This should sound like a forum for Can’t Cook Anonymous – aka Culinarily Challenged Anonymous
I mean….seriously….
I’m twenty four. I’m ‘nice Indian gurl’ but I cannot cook.
It’s not like I don’t want to cook….I mean, seriously. I want to cook. I love food. I know everything there is to know about eating food by….my god…! Learning cooking from Mummy is a no no.
Learning how to cook from my Mom is like stuff that shrinks can have field days of cooking with. I mean she is super efficient in the kitchen and is the best cook on the planet, and therefore translation: worse cooking teacher ever.
The very first time I set foot into the kitchen – I think I was twelve and making your basic veg-sandwich.And she’s like: sprinkle the salt.
So I try the tap the edge of the spoon for the salt thing and well I’m taking my time because you know…you cannot overdo salt.
After a series of “not like that!” and “this way!” she’s got the…what our vagabond generationwould now call the “screw it!” expression and she says: “Go!” (huff) “I’ll do it myself!” (huff)
UNBELIEVABLE. I was twelve! I was totally put off by ever going into the kitchen again.
Anyway – the reality shock came the other day when I was at my aunt’s place and they had guests over. Now my cousin Sid, whom I adore and wish was my little brother, is a fantabulous cook. And he’s like twenty. And he’s a guy. (A MALLU GUY!!!) and the guests were all like: wow! You can cook! That’s amazing.

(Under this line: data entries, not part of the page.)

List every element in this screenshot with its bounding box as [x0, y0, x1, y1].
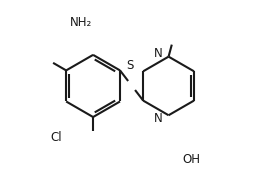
- Text: OH: OH: [183, 153, 201, 166]
- Text: Cl: Cl: [51, 131, 62, 144]
- Text: N: N: [154, 112, 162, 125]
- Text: NH₂: NH₂: [69, 16, 92, 28]
- Text: N: N: [154, 47, 162, 61]
- Text: S: S: [127, 59, 134, 72]
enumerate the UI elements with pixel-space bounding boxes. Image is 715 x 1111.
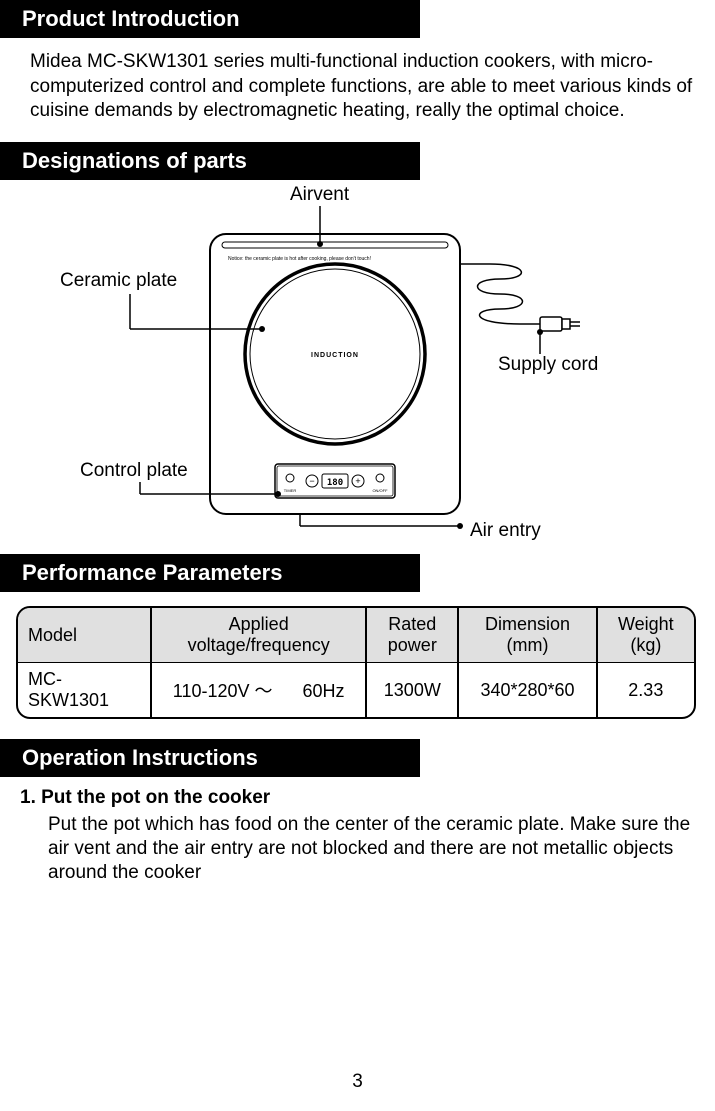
cell-power: 1300W <box>366 663 458 718</box>
params-table: Model Applied voltage/frequency Rated po… <box>16 606 696 719</box>
diagram-svg: Notice: the ceramic plate is hot after c… <box>0 184 715 554</box>
section-header-params: Performance Parameters <box>0 554 420 592</box>
table-row: MC-SKW1301 110-120V ～ 60Hz 1300W 340*280… <box>18 663 694 718</box>
svg-text:+: + <box>355 476 360 486</box>
induction-text: INDUCTION <box>311 352 359 359</box>
table-header-row: Model Applied voltage/frequency Rated po… <box>18 608 694 663</box>
col-header-power: Rated power <box>366 608 458 663</box>
cell-model: MC-SKW1301 <box>18 663 151 718</box>
intro-body-text: Midea MC-SKW1301 series multi-functional… <box>0 38 715 142</box>
col-header-dimension: Dimension (mm) <box>458 608 596 663</box>
col-header-voltage: Applied voltage/frequency <box>151 608 366 663</box>
section-header-operation: Operation Instructions <box>0 739 420 777</box>
col-header-model: Model <box>18 608 151 663</box>
op-step1-title: 1. Put the pot on the cooker <box>20 787 695 809</box>
panel-timer-label: TIMER <box>284 488 297 493</box>
section-header-parts: Designations of parts <box>0 142 420 180</box>
section-header-intro: Product Introduction <box>0 0 420 38</box>
op-step1-body: Put the pot which has food on the center… <box>20 813 695 884</box>
cell-dimension: 340*280*60 <box>458 663 596 718</box>
parts-diagram: Airvent Ceramic plate Supply cord Contro… <box>0 184 715 554</box>
panel-onoff-label: ON/OFF <box>372 488 388 493</box>
svg-text:−: − <box>309 476 314 486</box>
cell-weight: 2.33 <box>597 663 694 718</box>
cell-voltage: 110-120V ～ 60Hz <box>151 663 366 718</box>
operation-list: 1. Put the pot on the cooker Put the pot… <box>0 777 715 884</box>
panel-display: 180 <box>327 478 343 488</box>
notice-text: Notice: the ceramic plate is hot after c… <box>228 256 371 262</box>
page-number: 3 <box>0 1071 715 1093</box>
col-header-weight: Weight (kg) <box>597 608 694 663</box>
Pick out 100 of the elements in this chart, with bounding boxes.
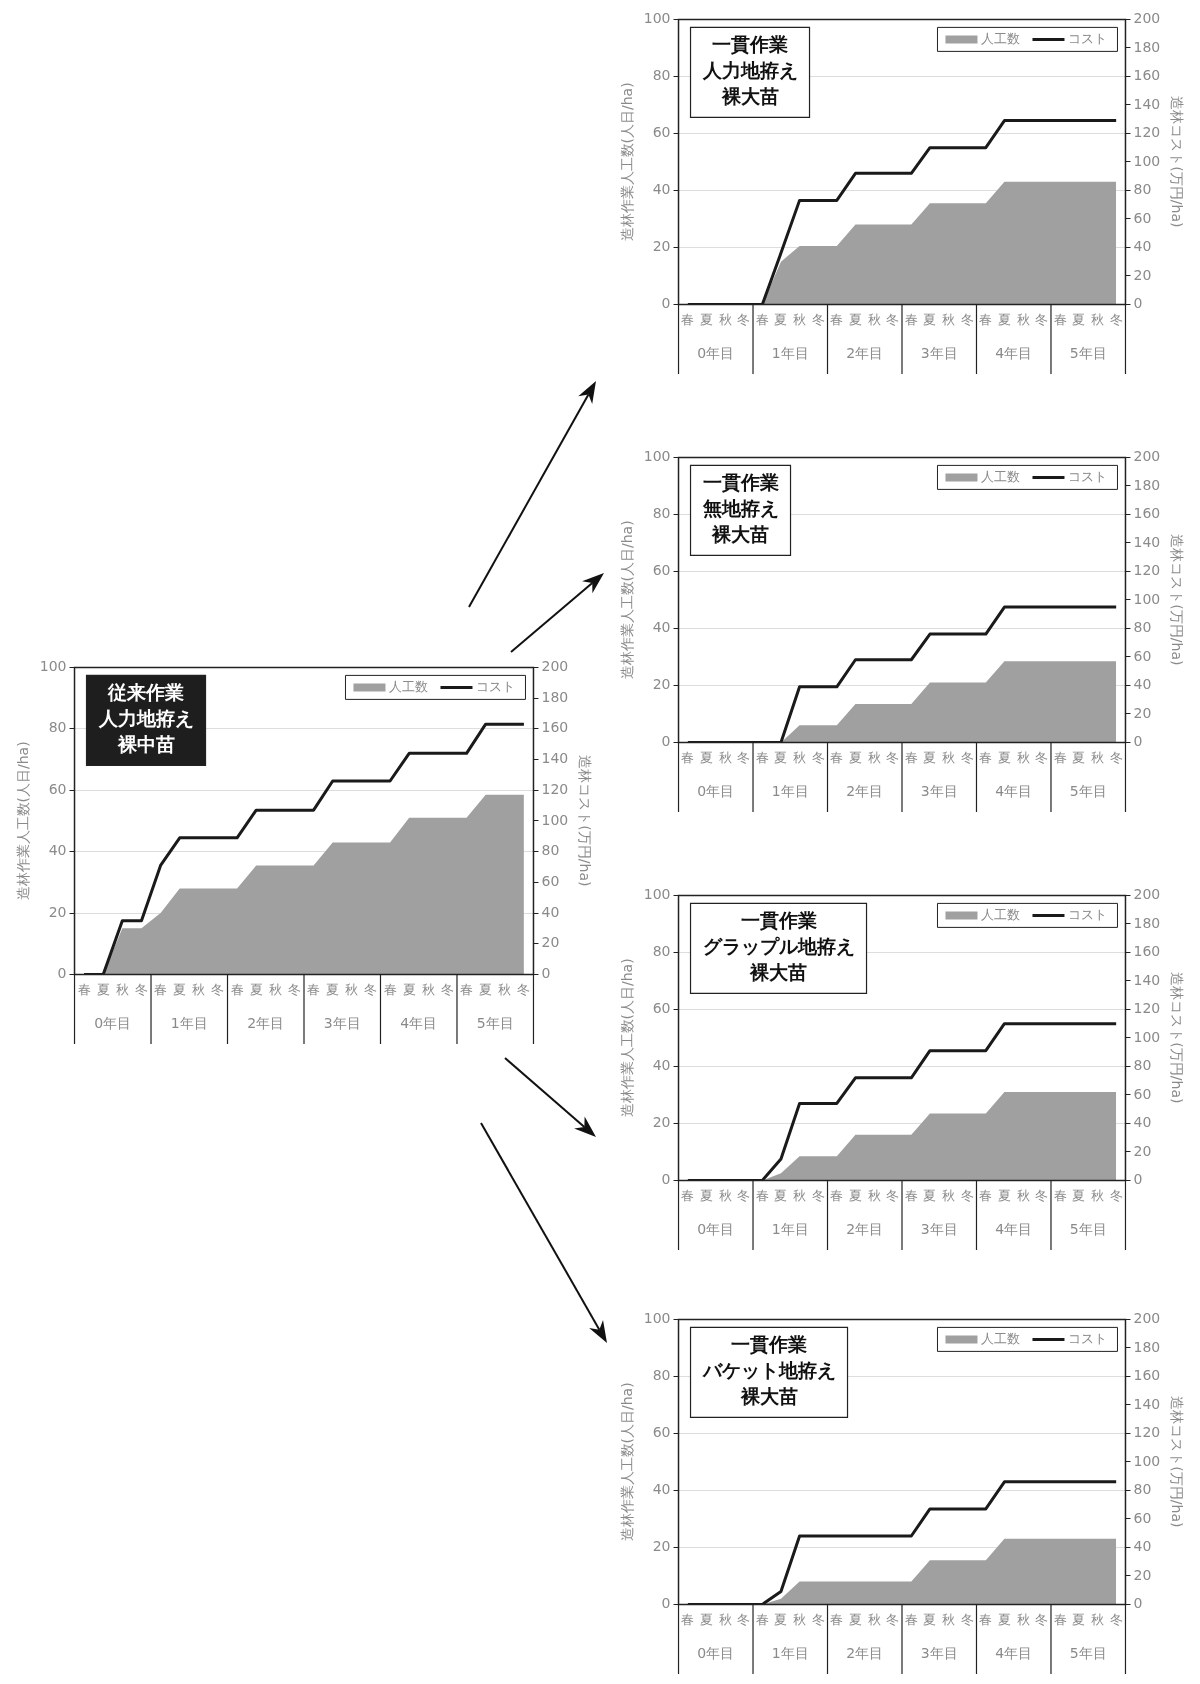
x-tick-label: 冬 — [287, 981, 301, 997]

So well I scooted away because…I’m sensitive about the topic of cooking. Every frickin’ Kerala export I meet is like, “Mole (as in beti…daughter) can you cook?”
And I have that expression…(ya know…!Ugh! Not this question again.) Sheepish smile. Followed by a sheepier-is (is that a word?). “Sorry, I can’t cook. Not my thing.”
Now that’s the deal! It so…is…my thing! I love food…I loved tasting all kinds of food and I’m good with flavors and I know when stuff goes wrong. Now I’m watching every cuisine show on Discovery Travel and Living, if the Food Network ever comes to
So in theory I know how to cook.
Now – I decided to put my uber refined taste and culinary aptitude to practical use on Easter. For…three reasons.
One – it was chicken. I love chicken
Two – I’m twenty four, dammit!
Three – I can’t really think of a third reason; its just there so I can add it later :snicker: when I post the recipe
Fact: Jamie Oliver cooks better than Gordon Ramsay the Brit with a stick up his arse.